In Japan, the seasons are given special attention. Spring brings cherry blossom time. The busy scurry of life is suspended for a time, while picnickers escape the cities to dine in orchards beneath the splendor of the blooming cherry trees. Sukura, sukura, the children sing, celebrating the sweetness of cherry blossom time.
In the early summer, Japanese school children and dedicated gardeners alike sow tiny seeds in tilled soil and in the autumn it is the delicate blossoms of the Cosmos which they planted that symbolize the season. Festivals, complete with scarecrows and “foot bath corners“, are held near vast fields of gently swaying cherry, pink, and white blooms. The Japanese call the Cosmos “Autumn Cherry Blossoms.” The season when leaves change color and fall from the trees, Kouyou in Japanese, is also celebrated with special sweets made in the shape of maple leaves.
In this rural northern locale, we celebrate Autumn with trips to the local orchards for crisp apples and long, slightly-confused meanders through the corn maze. Later in the month, we will select pumpkins for jack-o-lanterns and maybe give in to the temptation to buy just one more Hardy Mum that is too pretty to pass by. We return to simmering big pots of soup or stew, and do a bit more baking as the air grows chill and the first frost threatens.

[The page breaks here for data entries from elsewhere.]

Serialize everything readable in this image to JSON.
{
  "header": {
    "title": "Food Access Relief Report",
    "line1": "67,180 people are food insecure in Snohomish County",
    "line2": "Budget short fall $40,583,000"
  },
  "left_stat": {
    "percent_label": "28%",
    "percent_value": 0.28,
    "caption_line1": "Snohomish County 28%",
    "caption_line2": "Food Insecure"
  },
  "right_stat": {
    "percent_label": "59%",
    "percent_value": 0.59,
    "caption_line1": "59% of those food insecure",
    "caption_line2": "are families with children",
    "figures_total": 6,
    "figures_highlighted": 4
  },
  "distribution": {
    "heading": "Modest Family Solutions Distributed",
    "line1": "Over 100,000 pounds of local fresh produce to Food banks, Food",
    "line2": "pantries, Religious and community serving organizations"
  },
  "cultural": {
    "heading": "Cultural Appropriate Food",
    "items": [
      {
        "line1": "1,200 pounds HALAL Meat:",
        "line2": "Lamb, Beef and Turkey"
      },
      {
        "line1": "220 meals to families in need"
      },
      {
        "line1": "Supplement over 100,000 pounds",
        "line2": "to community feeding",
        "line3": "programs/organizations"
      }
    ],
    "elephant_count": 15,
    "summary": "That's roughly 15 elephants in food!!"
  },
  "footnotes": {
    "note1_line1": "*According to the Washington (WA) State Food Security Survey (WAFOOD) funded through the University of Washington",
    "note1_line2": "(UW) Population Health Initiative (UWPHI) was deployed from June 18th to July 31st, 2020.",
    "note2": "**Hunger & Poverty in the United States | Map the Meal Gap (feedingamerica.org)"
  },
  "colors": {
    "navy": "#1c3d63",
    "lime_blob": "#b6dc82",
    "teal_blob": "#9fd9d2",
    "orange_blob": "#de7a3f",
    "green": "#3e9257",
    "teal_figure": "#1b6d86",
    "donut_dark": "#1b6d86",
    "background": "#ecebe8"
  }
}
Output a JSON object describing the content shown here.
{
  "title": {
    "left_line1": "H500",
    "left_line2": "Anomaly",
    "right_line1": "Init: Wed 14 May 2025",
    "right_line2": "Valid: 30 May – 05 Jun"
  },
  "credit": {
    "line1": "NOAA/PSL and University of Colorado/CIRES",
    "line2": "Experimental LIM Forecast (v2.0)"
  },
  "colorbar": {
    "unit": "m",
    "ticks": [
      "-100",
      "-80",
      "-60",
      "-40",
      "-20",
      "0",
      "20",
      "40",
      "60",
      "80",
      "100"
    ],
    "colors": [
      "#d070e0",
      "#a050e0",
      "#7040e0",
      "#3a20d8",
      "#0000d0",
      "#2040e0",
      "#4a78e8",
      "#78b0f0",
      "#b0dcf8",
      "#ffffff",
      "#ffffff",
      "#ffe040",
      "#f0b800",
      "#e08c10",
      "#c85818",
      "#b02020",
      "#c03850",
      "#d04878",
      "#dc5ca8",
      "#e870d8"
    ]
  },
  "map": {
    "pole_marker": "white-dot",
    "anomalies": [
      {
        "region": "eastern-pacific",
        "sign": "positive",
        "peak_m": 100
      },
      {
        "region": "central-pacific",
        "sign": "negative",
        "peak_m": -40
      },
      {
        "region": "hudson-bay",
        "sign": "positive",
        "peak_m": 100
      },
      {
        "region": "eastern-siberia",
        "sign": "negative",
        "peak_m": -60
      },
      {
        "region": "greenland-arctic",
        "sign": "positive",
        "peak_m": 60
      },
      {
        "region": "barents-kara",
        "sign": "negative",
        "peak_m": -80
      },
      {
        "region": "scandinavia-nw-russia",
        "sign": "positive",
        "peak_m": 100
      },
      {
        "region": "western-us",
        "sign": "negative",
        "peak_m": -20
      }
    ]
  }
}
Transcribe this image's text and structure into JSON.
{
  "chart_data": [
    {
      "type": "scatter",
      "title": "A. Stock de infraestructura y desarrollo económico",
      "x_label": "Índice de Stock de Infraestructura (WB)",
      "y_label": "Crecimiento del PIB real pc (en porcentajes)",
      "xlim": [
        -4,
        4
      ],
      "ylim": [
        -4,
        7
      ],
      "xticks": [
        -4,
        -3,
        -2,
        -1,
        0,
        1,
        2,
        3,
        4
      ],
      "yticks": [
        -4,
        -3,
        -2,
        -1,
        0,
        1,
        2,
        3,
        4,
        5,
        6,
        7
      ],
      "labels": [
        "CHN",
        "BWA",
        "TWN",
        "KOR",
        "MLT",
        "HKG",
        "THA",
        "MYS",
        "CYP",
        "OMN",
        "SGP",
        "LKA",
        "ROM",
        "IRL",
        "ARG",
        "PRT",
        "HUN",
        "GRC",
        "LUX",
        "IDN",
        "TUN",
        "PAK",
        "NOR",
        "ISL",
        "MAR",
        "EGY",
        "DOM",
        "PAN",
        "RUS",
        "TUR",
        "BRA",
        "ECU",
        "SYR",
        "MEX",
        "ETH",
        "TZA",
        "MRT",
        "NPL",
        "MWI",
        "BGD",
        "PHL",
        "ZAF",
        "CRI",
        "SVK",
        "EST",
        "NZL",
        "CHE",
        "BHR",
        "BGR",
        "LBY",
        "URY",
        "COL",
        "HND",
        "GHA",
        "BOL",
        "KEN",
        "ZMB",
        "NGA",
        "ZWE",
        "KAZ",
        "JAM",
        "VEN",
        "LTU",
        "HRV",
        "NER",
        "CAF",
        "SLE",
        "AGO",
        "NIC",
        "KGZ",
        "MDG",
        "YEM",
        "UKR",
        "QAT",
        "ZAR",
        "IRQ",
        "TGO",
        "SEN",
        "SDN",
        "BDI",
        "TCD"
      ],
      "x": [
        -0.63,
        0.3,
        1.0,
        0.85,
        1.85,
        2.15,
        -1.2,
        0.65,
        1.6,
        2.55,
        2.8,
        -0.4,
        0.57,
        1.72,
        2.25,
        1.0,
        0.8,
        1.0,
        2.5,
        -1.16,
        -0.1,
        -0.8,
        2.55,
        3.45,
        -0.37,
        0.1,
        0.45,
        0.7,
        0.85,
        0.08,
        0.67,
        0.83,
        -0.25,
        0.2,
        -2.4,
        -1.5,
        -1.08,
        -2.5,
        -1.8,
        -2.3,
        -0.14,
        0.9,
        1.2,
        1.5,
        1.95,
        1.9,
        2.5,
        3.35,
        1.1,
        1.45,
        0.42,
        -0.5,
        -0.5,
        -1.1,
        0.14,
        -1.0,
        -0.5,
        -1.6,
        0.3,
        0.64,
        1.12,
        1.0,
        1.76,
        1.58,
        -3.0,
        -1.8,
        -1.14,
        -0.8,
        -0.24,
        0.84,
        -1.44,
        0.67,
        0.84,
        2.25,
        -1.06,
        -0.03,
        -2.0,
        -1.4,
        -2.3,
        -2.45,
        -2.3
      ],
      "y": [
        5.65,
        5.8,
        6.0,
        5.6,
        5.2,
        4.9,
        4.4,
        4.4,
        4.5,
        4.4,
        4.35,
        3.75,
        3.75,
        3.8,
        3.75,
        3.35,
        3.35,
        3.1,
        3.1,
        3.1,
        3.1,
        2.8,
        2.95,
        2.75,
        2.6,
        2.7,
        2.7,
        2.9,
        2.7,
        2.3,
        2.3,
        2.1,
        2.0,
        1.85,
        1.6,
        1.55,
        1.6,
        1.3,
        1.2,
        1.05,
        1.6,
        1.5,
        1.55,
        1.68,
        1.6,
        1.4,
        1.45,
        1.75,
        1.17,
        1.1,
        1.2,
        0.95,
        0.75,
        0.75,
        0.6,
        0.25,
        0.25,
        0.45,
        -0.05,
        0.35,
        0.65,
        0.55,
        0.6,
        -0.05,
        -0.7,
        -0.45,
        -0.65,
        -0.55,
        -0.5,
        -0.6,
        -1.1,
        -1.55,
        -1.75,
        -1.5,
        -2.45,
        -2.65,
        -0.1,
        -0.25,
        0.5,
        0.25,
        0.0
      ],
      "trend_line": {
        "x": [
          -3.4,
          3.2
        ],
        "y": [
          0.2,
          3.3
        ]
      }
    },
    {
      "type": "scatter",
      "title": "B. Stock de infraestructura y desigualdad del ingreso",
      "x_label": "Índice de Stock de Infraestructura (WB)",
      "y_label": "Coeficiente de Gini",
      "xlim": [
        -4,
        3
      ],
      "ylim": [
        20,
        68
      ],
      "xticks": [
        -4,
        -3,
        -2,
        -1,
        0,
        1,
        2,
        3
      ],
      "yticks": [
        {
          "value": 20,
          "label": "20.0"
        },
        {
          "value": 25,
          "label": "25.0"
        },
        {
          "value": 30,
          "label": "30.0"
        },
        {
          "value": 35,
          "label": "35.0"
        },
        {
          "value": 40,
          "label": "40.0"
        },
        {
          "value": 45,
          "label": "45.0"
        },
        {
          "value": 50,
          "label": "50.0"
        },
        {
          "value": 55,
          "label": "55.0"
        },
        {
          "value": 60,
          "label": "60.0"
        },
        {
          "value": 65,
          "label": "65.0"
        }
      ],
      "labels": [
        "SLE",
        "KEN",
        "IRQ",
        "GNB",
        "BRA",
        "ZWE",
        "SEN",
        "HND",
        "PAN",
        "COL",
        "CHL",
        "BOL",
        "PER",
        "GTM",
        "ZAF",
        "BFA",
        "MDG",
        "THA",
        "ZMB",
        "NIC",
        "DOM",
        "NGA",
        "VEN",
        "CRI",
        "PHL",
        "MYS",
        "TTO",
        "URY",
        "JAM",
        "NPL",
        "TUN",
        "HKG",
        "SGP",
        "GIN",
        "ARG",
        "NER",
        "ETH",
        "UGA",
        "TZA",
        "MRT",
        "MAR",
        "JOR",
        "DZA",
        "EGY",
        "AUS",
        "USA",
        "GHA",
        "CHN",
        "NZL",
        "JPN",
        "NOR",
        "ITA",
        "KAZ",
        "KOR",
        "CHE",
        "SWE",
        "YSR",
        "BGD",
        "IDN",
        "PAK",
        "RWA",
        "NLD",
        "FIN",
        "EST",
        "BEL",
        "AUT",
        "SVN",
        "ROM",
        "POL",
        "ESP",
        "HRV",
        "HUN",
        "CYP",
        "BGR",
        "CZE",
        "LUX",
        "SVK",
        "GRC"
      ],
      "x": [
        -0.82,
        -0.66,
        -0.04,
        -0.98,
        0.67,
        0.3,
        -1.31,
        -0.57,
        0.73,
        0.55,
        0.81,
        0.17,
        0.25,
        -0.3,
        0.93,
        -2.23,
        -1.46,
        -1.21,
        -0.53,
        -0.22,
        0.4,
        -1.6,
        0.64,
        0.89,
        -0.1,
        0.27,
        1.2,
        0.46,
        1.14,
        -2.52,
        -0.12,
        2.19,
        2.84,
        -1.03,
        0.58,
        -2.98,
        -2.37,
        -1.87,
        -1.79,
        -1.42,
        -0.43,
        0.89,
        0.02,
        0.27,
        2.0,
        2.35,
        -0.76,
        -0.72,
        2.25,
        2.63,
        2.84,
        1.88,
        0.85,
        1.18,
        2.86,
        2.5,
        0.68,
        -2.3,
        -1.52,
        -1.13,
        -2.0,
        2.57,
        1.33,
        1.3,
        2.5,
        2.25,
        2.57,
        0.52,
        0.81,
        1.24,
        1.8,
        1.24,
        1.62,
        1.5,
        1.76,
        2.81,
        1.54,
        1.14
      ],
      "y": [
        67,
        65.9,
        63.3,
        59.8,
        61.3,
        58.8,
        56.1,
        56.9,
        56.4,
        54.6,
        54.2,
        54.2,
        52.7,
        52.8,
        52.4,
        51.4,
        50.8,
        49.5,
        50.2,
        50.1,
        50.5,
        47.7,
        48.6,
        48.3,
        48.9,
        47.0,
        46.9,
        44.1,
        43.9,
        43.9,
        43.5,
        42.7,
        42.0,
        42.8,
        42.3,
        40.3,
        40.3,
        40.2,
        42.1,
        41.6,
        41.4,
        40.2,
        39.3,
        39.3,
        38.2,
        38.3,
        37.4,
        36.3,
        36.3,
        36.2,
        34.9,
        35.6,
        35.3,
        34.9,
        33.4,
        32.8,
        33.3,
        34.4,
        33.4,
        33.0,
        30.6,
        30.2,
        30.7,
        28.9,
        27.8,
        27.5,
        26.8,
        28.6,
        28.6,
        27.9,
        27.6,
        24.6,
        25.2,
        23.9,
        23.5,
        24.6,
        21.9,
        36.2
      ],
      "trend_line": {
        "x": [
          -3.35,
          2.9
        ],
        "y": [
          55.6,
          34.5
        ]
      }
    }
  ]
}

I engage in all of those typical northern seasonal activities with great enthusiasm. I love Indian Summer and enjoy long walks on “sweater weather” days. I love the autumn mist that settles over the fields near our home between bouts of cold, drizzly rain. And, with a respectful nod toward my Asian kindred-spirits, I love to photograph the sweet Cosmos which tower delicately above my humble mums. How lucky I feel to have “autumn cherry blossoms” to delight me with their dance while I “tuck the garden in” for the year.